With Texas Governor Rick Perry's widely expected entrance into the GOP presidential race today, so-called progressives are freaking out over his faith. Specifically, the objections revolve around his prayer rally a week ago at Houston's Reliant Stadium.
Exhibit A: Carl Medearis writes in the Huffington Post:
But here's my suggestion for the next politician that feels the need to call the nation to prayer, and wants to do so in a way that honors Jesus. Why not make the event open to people of all faiths and political persuasions? And rather than focusing on a narrow set of political concerns, why not make the focus of prayer something that Jesus actually talked about, like removing the planks from our eyes before we judge others... and loving our neighbor as ourselves?
This is completely disingenuous on the part of Medearis. The rally was open to all. Indeed, the title of the article is "Why I Didn't Attend Rick Perry's Prayer Rally." This clearly suggests that Medearis could have attended the event if he so wanted. But since he didn't attend how can he say the rally was focused "on a narrow set of political concerns" if he wasn't present to hear the message?
Exhibit B: In a piece titled, "Rick Perry and the scandal of prayer," Paula Kirby of the Washington Post begins her piece by writing, "Rick Perry embodies the tragedy and the scandal of the modern United States." It gets better:
And as I see it, no person who dares to think of himself as educated or civilized - let alone as worthy to be the potential leader of the developed world - has any business surrendering himself to a fictional fairy godfather.

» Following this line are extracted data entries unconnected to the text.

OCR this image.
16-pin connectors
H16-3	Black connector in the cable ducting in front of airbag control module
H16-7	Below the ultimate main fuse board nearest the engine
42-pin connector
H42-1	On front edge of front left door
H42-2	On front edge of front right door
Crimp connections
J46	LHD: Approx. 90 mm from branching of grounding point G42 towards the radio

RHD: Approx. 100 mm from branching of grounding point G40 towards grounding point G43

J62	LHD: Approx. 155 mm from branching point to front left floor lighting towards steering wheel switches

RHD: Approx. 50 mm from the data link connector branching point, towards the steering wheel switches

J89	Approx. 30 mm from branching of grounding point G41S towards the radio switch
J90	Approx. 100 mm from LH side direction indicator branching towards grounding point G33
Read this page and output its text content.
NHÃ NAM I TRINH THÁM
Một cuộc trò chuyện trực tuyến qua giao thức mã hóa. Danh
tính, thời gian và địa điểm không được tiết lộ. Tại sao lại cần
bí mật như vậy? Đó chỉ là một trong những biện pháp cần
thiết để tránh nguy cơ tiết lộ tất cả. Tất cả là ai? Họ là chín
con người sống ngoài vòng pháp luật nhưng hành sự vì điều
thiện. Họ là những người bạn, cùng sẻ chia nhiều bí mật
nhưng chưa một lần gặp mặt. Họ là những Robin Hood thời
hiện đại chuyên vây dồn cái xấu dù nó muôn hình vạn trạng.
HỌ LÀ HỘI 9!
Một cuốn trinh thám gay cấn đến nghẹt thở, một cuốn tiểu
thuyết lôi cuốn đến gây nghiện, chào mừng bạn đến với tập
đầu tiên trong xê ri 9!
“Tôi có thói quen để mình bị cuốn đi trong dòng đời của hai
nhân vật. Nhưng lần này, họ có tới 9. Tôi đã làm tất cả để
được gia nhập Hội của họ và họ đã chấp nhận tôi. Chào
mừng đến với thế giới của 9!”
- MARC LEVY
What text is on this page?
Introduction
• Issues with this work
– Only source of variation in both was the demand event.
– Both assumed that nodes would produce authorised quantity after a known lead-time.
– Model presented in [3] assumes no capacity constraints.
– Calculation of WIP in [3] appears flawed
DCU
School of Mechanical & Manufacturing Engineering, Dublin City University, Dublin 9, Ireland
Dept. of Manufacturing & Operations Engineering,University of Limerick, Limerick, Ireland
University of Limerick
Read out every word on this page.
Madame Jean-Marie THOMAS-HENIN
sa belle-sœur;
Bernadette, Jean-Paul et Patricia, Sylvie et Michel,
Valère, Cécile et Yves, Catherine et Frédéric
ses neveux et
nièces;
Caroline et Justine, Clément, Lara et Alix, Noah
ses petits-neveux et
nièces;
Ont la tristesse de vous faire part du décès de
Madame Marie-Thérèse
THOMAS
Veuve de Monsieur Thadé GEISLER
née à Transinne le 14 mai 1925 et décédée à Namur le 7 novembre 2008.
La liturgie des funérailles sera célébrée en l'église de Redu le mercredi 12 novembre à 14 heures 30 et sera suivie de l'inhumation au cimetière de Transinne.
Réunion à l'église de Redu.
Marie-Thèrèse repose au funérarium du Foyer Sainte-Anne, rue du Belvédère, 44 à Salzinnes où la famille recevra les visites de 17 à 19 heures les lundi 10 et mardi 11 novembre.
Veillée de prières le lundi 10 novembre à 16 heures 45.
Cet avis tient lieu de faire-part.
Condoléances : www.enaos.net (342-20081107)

So by that reasoning I gather that Kirby also believes that Abraham Lincoln invoked "a fictional fairy godfather" a dozen times in his Second Inaugural Address?
But Kirby didn't go over the top until she wrote this paragraph:
This is what Rick Perry is proposing as the solution to America's problems: that we turn our backs on the very reasoning processes which, in reality, offer our only hope and which are the very source of human dignity; that we reject them, spurn them, cast them aside as though they were shameful and unclean. It is the equivalent of proposing that we put out an inferno by discarding our fire extinguishers; that we save the occupants of a stricken ship by sinking the lifeboats; and that before ejecting from a stalled aircraft, we should first carefully ensure that we cut the cords on our parachutes.
Now I don't know if I'll end up supporting Perry for the nomination. But these hysterical reactions to him and his faith certainly help his cause with me and I suspect that I am not alone in my thinking. When so-called progressives accuse Perry of not being inclusive, surrendering to a fictional fairy godfather, and abandoning reason itself it suggests they are afraid of him. Very, very afraid. They are filled with fear of the prospect that Perry could beat President Obama.